Ja natürlich. Sind das nicht die Mendelschen Vererbungs-Gesetze? Dominant und rezessiv.
A_Brandybuck hat geschrieben: Regiert wurden sie von Elros und den Nachkommen von Elros. Vielleicht meinst du das mit aus einem gleichen Haus?
Aldebaran hat geschrieben:Davon mal abgesehen, ob Tolkien ein Rassist war oder nicht oder ob rassistische Gedanken im HdR und seinen anderen Werken formuliert.
Ist es nicht eins der wesentlichen Merkmale von Fantasy, daß es dort immer um Rassen geht? Ebenso findet sich dies bei Science-Fiction.
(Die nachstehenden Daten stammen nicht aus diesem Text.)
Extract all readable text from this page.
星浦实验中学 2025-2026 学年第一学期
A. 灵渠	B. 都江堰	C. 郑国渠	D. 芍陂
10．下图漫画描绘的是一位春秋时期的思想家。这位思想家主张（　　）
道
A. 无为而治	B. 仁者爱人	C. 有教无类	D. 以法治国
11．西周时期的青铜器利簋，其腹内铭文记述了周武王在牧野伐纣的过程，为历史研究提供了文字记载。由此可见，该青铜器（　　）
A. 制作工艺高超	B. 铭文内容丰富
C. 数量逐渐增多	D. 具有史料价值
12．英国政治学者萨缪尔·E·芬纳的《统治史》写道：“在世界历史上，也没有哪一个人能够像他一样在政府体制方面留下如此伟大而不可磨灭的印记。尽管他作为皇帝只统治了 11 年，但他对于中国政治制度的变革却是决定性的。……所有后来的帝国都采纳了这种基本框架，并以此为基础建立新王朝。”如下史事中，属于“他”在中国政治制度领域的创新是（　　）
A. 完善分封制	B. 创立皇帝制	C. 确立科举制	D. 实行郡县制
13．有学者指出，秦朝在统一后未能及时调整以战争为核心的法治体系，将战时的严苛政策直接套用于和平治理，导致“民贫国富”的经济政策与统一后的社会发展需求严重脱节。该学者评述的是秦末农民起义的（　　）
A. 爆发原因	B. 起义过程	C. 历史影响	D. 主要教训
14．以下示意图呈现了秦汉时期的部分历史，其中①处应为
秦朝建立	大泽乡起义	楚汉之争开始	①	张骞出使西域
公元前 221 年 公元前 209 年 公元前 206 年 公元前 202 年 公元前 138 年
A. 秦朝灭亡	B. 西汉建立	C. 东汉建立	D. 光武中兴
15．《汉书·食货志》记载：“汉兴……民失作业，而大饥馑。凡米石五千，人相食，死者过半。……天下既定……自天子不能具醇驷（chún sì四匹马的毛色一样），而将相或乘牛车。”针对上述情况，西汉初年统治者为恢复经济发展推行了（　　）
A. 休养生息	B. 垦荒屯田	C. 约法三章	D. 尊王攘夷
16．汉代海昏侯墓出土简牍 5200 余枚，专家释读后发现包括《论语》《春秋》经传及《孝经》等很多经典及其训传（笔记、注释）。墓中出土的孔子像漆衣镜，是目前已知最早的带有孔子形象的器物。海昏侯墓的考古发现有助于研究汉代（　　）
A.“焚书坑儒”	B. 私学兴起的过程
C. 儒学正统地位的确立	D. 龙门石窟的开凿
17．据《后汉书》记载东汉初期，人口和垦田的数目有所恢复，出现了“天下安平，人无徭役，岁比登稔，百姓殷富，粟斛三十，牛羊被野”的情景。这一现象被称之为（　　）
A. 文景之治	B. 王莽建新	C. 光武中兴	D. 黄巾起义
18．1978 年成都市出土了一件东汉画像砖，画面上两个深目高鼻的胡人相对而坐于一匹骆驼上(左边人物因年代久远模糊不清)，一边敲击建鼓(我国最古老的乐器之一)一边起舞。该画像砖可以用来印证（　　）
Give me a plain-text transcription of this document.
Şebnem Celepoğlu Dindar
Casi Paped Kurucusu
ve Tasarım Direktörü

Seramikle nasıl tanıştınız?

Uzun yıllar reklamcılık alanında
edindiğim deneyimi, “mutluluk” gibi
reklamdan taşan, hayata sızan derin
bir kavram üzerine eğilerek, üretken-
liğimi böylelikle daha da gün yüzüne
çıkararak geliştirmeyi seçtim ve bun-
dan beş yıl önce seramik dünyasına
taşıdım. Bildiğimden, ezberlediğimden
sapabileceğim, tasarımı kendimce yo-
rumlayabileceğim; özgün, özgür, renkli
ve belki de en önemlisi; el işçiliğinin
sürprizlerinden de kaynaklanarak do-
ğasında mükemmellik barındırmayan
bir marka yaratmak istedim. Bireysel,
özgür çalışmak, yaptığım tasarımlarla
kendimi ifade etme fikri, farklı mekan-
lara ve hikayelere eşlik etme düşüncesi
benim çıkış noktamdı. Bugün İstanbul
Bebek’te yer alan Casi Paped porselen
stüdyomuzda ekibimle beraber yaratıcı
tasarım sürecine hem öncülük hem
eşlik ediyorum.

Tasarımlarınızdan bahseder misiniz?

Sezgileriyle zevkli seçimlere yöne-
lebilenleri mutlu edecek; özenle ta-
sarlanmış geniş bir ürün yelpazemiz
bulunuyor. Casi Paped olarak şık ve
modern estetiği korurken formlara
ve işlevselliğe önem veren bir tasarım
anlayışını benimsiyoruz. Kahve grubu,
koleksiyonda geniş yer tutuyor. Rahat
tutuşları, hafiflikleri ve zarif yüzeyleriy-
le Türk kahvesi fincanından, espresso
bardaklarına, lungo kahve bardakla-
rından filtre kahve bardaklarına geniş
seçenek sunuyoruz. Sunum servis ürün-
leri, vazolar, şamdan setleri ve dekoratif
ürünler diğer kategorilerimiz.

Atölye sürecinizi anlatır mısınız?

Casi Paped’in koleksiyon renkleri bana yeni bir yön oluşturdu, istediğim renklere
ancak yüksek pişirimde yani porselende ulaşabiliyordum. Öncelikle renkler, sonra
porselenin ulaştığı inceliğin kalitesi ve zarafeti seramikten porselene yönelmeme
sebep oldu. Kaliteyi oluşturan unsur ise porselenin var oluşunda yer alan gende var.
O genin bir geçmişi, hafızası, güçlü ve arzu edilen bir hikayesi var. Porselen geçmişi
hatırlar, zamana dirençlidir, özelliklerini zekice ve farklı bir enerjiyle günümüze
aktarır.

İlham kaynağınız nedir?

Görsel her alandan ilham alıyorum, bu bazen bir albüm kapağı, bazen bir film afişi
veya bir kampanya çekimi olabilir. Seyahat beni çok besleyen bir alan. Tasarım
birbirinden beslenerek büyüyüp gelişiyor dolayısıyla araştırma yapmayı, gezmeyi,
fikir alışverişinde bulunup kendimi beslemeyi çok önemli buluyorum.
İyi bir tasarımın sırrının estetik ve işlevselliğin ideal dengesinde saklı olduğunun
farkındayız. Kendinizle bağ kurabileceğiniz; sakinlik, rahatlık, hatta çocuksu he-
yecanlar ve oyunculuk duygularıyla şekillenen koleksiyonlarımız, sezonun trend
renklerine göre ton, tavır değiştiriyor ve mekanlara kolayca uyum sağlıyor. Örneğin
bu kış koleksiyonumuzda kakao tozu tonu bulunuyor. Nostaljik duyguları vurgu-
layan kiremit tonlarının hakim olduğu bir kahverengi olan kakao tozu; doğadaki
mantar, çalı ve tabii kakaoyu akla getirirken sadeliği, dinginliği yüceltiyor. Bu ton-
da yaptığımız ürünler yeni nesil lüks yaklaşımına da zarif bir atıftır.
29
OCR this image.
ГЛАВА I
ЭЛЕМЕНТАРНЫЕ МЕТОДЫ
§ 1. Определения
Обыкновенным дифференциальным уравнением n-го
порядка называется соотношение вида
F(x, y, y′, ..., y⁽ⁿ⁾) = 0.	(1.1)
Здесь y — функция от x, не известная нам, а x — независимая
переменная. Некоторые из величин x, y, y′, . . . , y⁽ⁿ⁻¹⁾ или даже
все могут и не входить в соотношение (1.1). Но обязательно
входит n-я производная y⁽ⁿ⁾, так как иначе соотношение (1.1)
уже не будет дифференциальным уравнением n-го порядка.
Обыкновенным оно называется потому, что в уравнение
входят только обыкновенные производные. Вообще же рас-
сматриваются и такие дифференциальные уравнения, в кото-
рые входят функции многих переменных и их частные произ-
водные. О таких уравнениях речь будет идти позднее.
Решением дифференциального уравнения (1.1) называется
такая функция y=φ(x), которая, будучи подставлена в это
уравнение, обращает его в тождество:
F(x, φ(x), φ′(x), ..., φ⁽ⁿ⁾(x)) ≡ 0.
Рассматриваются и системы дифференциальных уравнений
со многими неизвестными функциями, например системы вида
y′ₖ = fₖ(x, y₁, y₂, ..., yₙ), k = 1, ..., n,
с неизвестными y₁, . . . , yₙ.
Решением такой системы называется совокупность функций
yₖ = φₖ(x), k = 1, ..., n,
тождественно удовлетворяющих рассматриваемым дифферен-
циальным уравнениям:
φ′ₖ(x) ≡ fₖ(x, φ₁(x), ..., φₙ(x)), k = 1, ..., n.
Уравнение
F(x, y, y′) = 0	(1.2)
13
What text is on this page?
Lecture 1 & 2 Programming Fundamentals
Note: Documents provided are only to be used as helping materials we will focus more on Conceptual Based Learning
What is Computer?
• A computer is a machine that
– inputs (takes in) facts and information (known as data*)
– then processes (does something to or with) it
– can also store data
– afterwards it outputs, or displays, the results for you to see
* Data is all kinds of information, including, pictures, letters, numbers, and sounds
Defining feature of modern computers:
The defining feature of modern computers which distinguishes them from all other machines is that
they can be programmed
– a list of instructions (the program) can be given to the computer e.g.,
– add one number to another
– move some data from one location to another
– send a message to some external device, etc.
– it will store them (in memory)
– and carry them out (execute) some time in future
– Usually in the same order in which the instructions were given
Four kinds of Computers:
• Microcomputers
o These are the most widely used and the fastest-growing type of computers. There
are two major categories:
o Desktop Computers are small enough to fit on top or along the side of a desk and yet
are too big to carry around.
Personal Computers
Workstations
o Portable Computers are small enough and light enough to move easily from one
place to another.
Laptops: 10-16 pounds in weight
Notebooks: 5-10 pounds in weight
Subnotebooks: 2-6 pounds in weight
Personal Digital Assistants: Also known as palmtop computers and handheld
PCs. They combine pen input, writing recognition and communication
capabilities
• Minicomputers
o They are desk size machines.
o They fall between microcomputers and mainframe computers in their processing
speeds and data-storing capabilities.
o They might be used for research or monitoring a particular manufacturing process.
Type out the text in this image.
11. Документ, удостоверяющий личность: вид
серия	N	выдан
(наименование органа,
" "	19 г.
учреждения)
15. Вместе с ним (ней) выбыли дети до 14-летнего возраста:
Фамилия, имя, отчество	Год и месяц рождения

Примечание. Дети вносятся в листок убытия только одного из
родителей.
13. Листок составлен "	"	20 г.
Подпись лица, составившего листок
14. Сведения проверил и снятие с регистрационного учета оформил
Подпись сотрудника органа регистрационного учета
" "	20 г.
Für gewöhnlich gibt es in diesen Geschichten Menschen die auf Andere treffen. Diese Anderen sind dann z.B. Elben, Zwerge, Vulkanier, Marsmännchen und meintwegen auch Zauberer und Hexen. In diesen Literaturgattungen geht es einfach immer um das andere.
Haben diese Gattungen dann alle einen (leicht?) rassistischen Hintergrundgedanken?
Ja natürlich. Sind das nicht die Mendelschen Vererbungs-Gesetze? Dominant und rezessiv.
Naja, da können wir uns jetzt sehr streiten, wie sehr der Charakter und die Charakterentwicklung eines Menschen auf die Gene oder auf die Umwelt zurück geht. Aber ich nehme an, wir würden nie auf ein Ergebnis kommen, mit dem alle leben können.
Aldebaran hat geschrieben:Nur um sicher zu gehen, ob ich Dich richtig verstanden habe.
Du hast bisher nur Tolkiens Sachen (HdR, Hobbit, Silmarillion und Co.) gelesen? Aber nichts an anderer Fantasy?
Nicht sowas wie "Das letzte Einhorn", "Harry Potter", "Roter Mond und Schwarzer Berg", "Die Chroniken von Narnia"...?
Und die Entschuldigung betreffend.
Nö, wäre es nicht für Tolkien. Aber dann müßtest Du die (gesamte) Literatur dieser Gattung(en, wenn man SF noch dazu nimmt), als rassischtisch einstufen. Oder zumindest mit rassistischen Tendenzen, denn Du willst Tolkien nicht als Rassist bezeichnen, aber zeigen, er "denke in Rassen". Und dies haben dann auch andere Autoren getan und tun es auch weiter.